Expansion and Engagement: Creating Places for World Historians in Teaching American History Grants

Sunday, January 4, 2009: 2:50 PM
Murray Hill Suite A (Hilton New York)
Tom Ewing , Virginia Tech, Blacksburg, VA
This presentation asks how Teaching American History grants can support and enhance efforts to address transnational themes in United States history within the scope of the grant guidelines, the structure of workshops, and the themes of funded projects. Drawing on five years of experience as a university historian involved in multiple Teaching American History grants in Southwest Virginia, this presentation will describe how a commitment to global perspectives enhances professional development, deepens content knowledge, and broadens instructional perspectives.

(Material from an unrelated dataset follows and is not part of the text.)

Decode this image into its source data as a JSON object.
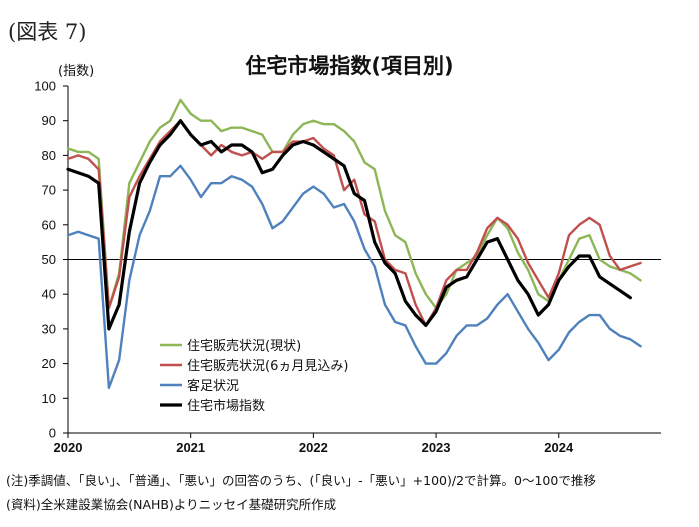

Recognizing that history teachers at all levels are under pressure to teach a standards curriculum, world historians can be recruited to lead workshops on transnational or global topics, such as the Atlantic slave trade, the age of revolutions, the Monroe doctrine, the origins of United States imperialism, involvement in two world wars and a cold war, and the new contingencies of an age of globalization, each of which are incorporated into the United States history  “Standards of Learning” for Virginia. By matching these topics with the professional and scholarly interests of university faculty, these projects have invited participation from world historians, thus fulfilling teachers’ desire for broadened perspectives and encouraging historians’ engagement with history teaching across the K-16 continuum. This presentation also responds to concerns that Teaching American History grant program may come at the expense of teaching world history, as the resources, attention, and development that follow a major external grant confirm existing preferences for American history in the elementary and secondary curriculum. Given the documented challenges facing world history teachers in terms of prior training, professional development, and curricular requirements and given the imperative of transcending national boundaries of knowledge in this era of globalizations, this presentation argues for expansions and engagements that improve the teaching all kinds of history in America’s schools.